The booklet does not exist in libraries in Israel, even in the National Library, which own only the next booklets that was printed in 1906 (towards 1907). The booklets Is not listed by the Bibliography of the Hebrew Book.
This booklet-shaped calendar was printed in 1905. It contains the laws and customs of the Prushim community, the community of the disciples of the Vilna Gaon in the Land of Israel. The booklet also introduces the customs of other rabbis such as the Aderet, who was then the rabbi of Jerusalem.
In addition, the booklet includes halachic times determined by Rabbi Tucazinsky and which were based on his halachic rulings and precise observations he had made in order to determine the times of sunrise and sunset.
Rabbi Yechiel Michel published the calendar between the years 1905-1955, fifty years.
After his death, his son Rabbi Nissan Aharon continued to edit and print the calendar.

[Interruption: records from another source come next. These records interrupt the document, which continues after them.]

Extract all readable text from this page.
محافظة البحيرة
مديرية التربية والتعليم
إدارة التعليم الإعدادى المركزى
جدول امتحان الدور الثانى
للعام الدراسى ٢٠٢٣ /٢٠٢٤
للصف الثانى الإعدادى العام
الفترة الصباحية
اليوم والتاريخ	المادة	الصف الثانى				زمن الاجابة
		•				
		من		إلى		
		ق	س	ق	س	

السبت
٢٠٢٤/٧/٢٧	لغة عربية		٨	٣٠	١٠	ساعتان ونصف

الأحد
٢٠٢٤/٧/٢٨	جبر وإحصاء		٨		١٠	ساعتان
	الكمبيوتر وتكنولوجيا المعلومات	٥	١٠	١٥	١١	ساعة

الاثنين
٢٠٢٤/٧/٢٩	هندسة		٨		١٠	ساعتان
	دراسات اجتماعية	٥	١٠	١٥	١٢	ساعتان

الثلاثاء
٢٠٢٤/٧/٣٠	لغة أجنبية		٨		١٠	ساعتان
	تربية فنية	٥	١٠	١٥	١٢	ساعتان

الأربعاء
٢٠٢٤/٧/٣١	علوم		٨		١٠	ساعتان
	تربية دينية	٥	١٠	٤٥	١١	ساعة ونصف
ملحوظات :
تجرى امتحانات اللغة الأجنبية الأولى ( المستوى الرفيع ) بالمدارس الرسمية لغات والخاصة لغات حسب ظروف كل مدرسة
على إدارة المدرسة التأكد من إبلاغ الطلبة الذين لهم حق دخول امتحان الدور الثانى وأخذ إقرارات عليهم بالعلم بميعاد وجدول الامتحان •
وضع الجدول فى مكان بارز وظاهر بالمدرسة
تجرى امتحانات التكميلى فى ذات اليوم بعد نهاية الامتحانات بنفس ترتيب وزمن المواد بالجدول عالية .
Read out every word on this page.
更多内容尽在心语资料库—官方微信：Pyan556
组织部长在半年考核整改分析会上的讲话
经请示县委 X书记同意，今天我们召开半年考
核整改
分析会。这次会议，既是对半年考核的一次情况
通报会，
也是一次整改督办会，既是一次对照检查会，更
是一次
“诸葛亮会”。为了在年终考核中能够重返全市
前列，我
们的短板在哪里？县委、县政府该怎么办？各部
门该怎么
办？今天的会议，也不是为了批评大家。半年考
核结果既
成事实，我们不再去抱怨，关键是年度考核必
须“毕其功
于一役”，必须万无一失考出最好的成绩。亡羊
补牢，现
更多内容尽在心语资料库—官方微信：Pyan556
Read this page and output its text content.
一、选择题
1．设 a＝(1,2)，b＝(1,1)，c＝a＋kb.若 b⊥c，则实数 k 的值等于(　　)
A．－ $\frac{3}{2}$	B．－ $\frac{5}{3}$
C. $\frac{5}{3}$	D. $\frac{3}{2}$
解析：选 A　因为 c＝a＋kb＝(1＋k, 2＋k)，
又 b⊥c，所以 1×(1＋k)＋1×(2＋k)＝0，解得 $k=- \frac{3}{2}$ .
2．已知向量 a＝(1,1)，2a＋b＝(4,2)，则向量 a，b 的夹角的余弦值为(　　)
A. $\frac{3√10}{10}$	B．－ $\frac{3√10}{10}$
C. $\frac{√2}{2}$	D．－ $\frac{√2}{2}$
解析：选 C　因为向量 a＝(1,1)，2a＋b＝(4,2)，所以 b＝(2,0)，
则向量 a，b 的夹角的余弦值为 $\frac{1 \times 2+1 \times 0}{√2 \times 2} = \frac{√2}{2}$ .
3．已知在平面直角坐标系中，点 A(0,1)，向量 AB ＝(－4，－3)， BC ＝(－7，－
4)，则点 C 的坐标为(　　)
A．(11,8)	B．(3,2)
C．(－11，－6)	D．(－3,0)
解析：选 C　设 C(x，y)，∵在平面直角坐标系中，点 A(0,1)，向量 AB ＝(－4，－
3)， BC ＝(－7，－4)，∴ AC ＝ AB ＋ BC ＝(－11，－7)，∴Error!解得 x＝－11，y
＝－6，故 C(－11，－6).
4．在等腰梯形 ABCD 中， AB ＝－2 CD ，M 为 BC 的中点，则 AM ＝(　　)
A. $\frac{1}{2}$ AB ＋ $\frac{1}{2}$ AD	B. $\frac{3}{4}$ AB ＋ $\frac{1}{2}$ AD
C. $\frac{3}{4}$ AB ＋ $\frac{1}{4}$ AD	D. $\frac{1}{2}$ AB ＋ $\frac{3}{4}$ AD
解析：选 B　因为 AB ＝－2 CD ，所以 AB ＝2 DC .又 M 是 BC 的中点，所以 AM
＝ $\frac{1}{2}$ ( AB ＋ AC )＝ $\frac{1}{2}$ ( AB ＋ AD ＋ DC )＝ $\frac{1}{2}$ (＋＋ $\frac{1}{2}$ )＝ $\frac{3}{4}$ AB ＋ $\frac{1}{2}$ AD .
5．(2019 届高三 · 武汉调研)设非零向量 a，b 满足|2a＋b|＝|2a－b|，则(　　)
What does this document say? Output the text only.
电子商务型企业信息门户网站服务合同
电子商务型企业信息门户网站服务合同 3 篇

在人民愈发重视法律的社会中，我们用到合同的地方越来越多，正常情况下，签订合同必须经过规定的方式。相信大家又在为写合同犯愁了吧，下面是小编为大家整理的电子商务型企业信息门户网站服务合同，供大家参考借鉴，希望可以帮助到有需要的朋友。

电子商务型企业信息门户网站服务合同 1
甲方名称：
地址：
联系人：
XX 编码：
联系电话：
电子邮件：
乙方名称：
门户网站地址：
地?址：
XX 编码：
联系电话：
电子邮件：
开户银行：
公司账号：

After his death, the grandson, Rabbi Zvi Aryeh Tucazinsky, continued to publish the booklet, more than a hundred years after the publishing of the first booklet in the series – a unique phenomenon in religious literature!
Today, the calendar can be found as a wall edition and as a small booklet and can be found in most synagogues in Israel. Most of the synagogues of Ashkenazic communities act according to it.
Condition: Good. Typical wear. Has a fragile cover.